Rudolph sniffed the air, rallied, and made a clumsy,
staggering canter up the length of the shed. He thrust he snout into the old
man’s hand and snuffled, licked and chewed greedily.
Klaus threw the reins to Elvis and told him to put
them on the animal. Rudolph hardly noticed a thing as the leather straps were
passed around his neck and tied across his muzzle. He just stood there, his
eyes almost and his nose glowing brighter by the second, in a trance of
sugar-induced ecstasy.
Gently taking the reindeer by the antler, Klaus pulled
him in the direction of a low brick building at the far end of the paddock. A
barely visible track led to its weather-beaten green doors – it was clearly
used only on special occasions. The door opened and a heavy wooden sleigh emerged
from the gloom. Klaus led Rudolph inside and after a symphony of huffing, the
jangling of bells, and a few choice swear words later, they emerged with the animal
firmly between the shafts of the sleigh, a nosebag filled with sherbet dib-dabs
round his neck, and the old man in the driver’s seat.
“Well, if you’re coming, now’s the time,” he said,
patting the cushioned seat next to him. “It’s time to blow this joint, hit the
candy stores and find a drinking hole with a philosopher-barkeep we can tell
our woes to.”
He reached in his pocket, pulled the golden key out
and inserted it in a tiny hole in the dashboard.
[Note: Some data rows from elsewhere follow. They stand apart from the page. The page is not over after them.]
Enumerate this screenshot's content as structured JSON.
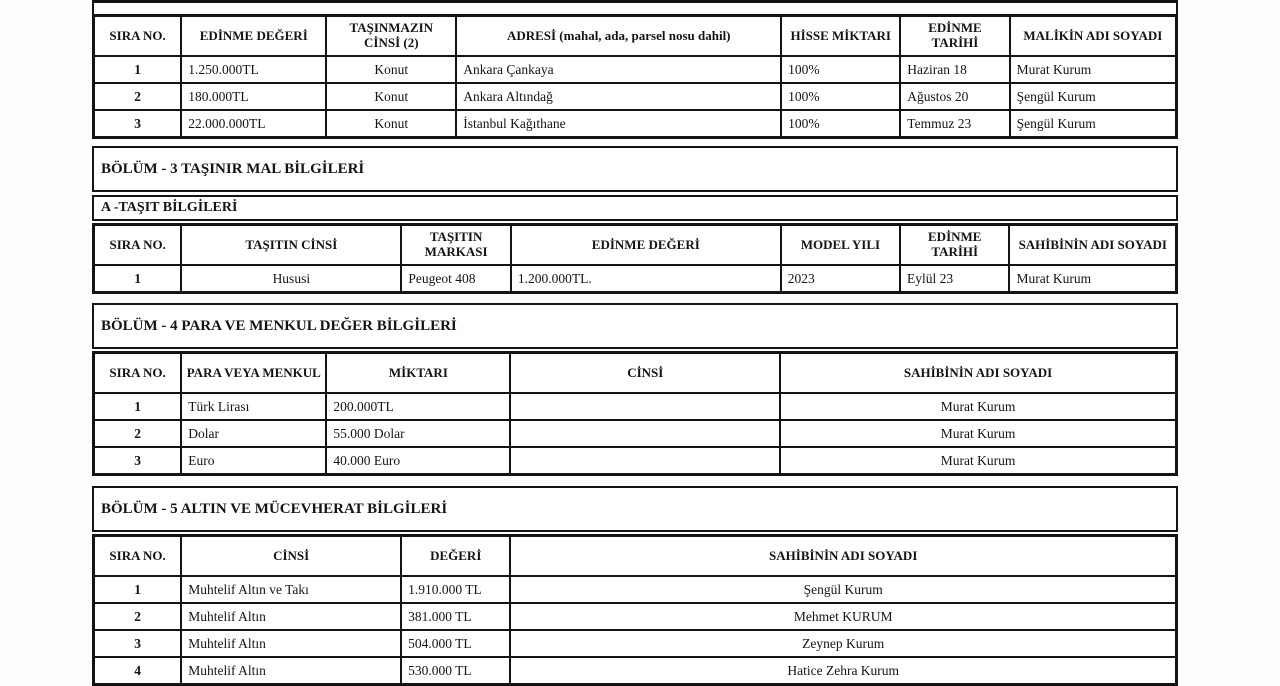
{
  "colors": {
    "border": "#141414",
    "background": "#ffffff",
    "text": "#141414"
  },
  "sections": {
    "bolum3": {
      "title": "BÖLÜM - 3 TAŞINIR MAL BİLGİLERİ"
    },
    "tasit_sub": {
      "title": "A -TAŞIT BİLGİLERİ"
    },
    "bolum4": {
      "title": "BÖLÜM - 4 PARA VE MENKUL DEĞER BİLGİLERİ"
    },
    "bolum5": {
      "title": "BÖLÜM - 5 ALTIN VE MÜCEVHERAT BİLGİLERİ"
    }
  },
  "tables": {
    "immovables": {
      "headers": [
        "SIRA NO.",
        "EDİNME DEĞERİ",
        "TAŞINMAZIN CİNSİ (2)",
        "ADRESİ (mahal, ada, parsel nosu dahil)",
        "HİSSE MİKTARI",
        "EDİNME TARİHİ",
        "MALİKİN ADI SOYADI"
      ],
      "rows": [
        [
          "1",
          "1.250.000TL",
          "Konut",
          "Ankara Çankaya",
          "100%",
          "Haziran 18",
          "Murat Kurum"
        ],
        [
          "2",
          "180.000TL",
          "Konut",
          "Ankara Altındağ",
          "100%",
          "Ağustos 20",
          "Şengül Kurum"
        ],
        [
          "3",
          "22.000.000TL",
          "Konut",
          "İstanbul Kağıthane",
          "100%",
          "Temmuz 23",
          "Şengül Kurum"
        ]
      ]
    },
    "vehicles": {
      "headers": [
        "SIRA NO.",
        "TAŞITIN CİNSİ",
        "TAŞITIN MARKASI",
        "EDİNME DEĞERİ",
        "MODEL YILI",
        "EDİNME TARİHİ",
        "SAHİBİNİN ADI SOYADI"
      ],
      "rows": [
        [
          "1",
          "Hususi",
          "Peugeot 408",
          "1.200.000TL.",
          "2023",
          "Eylül 23",
          "Murat Kurum"
        ]
      ]
    },
    "money": {
      "headers": [
        "SIRA NO.",
        "PARA VEYA MENKUL",
        "MİKTARI",
        "CİNSİ",
        "SAHİBİNİN ADI SOYADI"
      ],
      "rows": [
        [
          "1",
          "Türk Lirası",
          "200.000TL",
          "",
          "Murat Kurum"
        ],
        [
          "2",
          "Dolar",
          "55.000 Dolar",
          "",
          "Murat Kurum"
        ],
        [
          "3",
          "Euro",
          "40.000 Euro",
          "",
          "Murat Kurum"
        ]
      ]
    },
    "gold": {
      "headers": [
        "SIRA NO.",
        "CİNSİ",
        "DEĞERİ",
        "SAHİBİNİN ADI SOYADI"
      ],
      "rows": [
        [
          "1",
          "Muhtelif Altın ve Takı",
          "1.910.000 TL",
          "Şengül Kurum"
        ],
        [
          "2",
          "Muhtelif Altın",
          "381.000 TL",
          "Mehmet KURUM"
        ],
        [
          "3",
          "Muhtelif Altın",
          "504.000 TL",
          "Zeynep Kurum"
        ],
        [
          "4",
          "Muhtelif Altın",
          "530.000 TL",
          "Hatice Zehra Kurum"
        ]
      ]
    }
  }
}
Rudolph’s stopped his manic
crunching and looked up, suddenly alert and his nose burning neon red. A
strange whirring vibrated through the air, and a soft cushion of air inserted
itself between the sleigh and the snowy ground.
Elvis took one look back at the elf shed – to the only
life he’d ever known. Nothing had changed. Everything looked the same. Dooley
was busily hammering away at a loose slat on the reindeer shed. Entynne was
giggling with a gaggle of her friends as they headed for the workshop. Myffanwy
discreetly emptied the contents of Wilbur’s chamber pot onto the vegetable
patch.
Not one of them missed him. No-one was looking for
him. Probably hadn’t even noticed he had gone.
He stepped onto the sleigh and gave Klaus a grim nod.